Howell High School economics teacher Jay McDowell says he didn’t like where the discussion was going after a student told his classmates he didn’t “accept gays,” so McDowell kicked the boy out of class for a day. In return, the teacher was kicked out of his Michigan school for a day — suspended without pay for violating the student’s free speech rights.
The incident has sparked intense debate in Howell, about 45 miles northwest of Detroit, over defending civil rights without trampling on the First Amendment. It’s gained far wider attention since the Livingston County Press & Argus released video of a 14-year-old gay student from another city defending McDowell at a Howell school board meeting.
Free speech and freedom of religion v. political correctness: which will prevail? (And why is an economics class dabbling in sociology anyway?)
On Oct. 20, McDowell told a student in his classroom to remove a Confederate Flag belt buckle. She complied, but it prompted a question from a boy about how the flag differs from the rainbow flag, a symbol of pride for the gay community. “I explained the difference between the flags, and he said, ‘I don’t accept gays,'” said McDowell, 42, who was wearing a shirt with an anti-gay bullying message.
But didn’t he just ‘bully’ the Confederate wearing buckle girl? And doesn’t the boy have the right to reject homosexuality if he wants to? Just as McDowell has the right to accept it?
McDowell said he told the student he couldn’t say that in class. “And he said, ‘Why? I don’t accept gays. It’s against my religion.’ I reiterated that it’s not appropriate to say something like that in class,” McDowell said Monday. McDowell said he sent the boy out of the room for a one-day class suspension.
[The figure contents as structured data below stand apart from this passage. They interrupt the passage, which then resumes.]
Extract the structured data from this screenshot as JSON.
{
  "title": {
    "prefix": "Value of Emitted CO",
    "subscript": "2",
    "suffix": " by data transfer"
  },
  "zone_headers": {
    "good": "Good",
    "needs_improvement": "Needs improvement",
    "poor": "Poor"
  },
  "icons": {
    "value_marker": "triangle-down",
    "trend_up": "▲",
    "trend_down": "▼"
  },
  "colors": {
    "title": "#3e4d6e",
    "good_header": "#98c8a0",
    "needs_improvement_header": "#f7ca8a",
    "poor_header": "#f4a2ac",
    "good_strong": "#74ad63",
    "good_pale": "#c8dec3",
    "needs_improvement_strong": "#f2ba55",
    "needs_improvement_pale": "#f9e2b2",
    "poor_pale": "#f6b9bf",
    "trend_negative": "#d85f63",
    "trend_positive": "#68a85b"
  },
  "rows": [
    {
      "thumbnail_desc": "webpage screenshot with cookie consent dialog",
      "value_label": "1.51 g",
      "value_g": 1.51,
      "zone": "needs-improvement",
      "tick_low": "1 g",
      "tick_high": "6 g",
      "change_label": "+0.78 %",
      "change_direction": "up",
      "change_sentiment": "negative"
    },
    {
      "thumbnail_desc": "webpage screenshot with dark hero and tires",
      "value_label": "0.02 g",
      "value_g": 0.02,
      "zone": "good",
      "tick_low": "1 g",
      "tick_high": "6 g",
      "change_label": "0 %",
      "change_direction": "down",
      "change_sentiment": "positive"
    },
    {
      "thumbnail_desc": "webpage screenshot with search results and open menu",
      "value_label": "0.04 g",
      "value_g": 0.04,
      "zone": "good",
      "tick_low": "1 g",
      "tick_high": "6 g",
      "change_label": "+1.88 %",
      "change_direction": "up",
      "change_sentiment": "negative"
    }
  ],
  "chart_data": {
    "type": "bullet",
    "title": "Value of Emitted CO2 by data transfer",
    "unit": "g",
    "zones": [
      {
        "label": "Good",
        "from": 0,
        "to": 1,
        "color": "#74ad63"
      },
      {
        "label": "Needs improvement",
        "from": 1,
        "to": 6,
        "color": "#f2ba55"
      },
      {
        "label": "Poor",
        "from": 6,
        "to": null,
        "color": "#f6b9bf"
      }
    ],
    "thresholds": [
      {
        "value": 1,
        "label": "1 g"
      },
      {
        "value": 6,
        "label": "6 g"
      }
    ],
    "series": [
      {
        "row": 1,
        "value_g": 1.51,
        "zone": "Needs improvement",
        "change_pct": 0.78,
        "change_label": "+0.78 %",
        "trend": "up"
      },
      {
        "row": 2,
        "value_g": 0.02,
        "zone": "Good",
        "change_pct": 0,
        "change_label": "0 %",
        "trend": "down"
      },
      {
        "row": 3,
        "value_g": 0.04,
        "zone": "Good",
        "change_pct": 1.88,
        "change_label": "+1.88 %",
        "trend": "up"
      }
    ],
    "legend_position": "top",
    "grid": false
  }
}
Another boy asked if he also could leave because he also didn’t accept gays. “The classroom discussion was heading in a direction I didn’t want it to head,” McDowell said.
Why can’t he say he opposes homosexuality? And why didn’t McDowell turn the discussion back to the central question, the question of the individual’s right to hold viewpoints and express them without fear of government (teacher) interference and quashing on the one hand and public civility on the other?
McDowell soon received a reprimand letter from the district that said his actions violated the students’ free speech rights as well as school policy. It also said he “purposefully initiated a controversial issue” by the wearing the T-shirt featuring the anti-gay bullying message. “I thought it was a really great, teachable moment,” McDowell said of his decision to remove the student from class.
A teachable moment teaches. A t-shirt objecting to bullying gays isn’t properly professional attire. That point can, and should be made in instruction, not political campaigning by a member of the faculty.
In any event the punishment doled out seems fair enough and equitable. The boy was unjustly removed from class and the teacher was suspended for just one day. Maybe both learned a valuable lesson.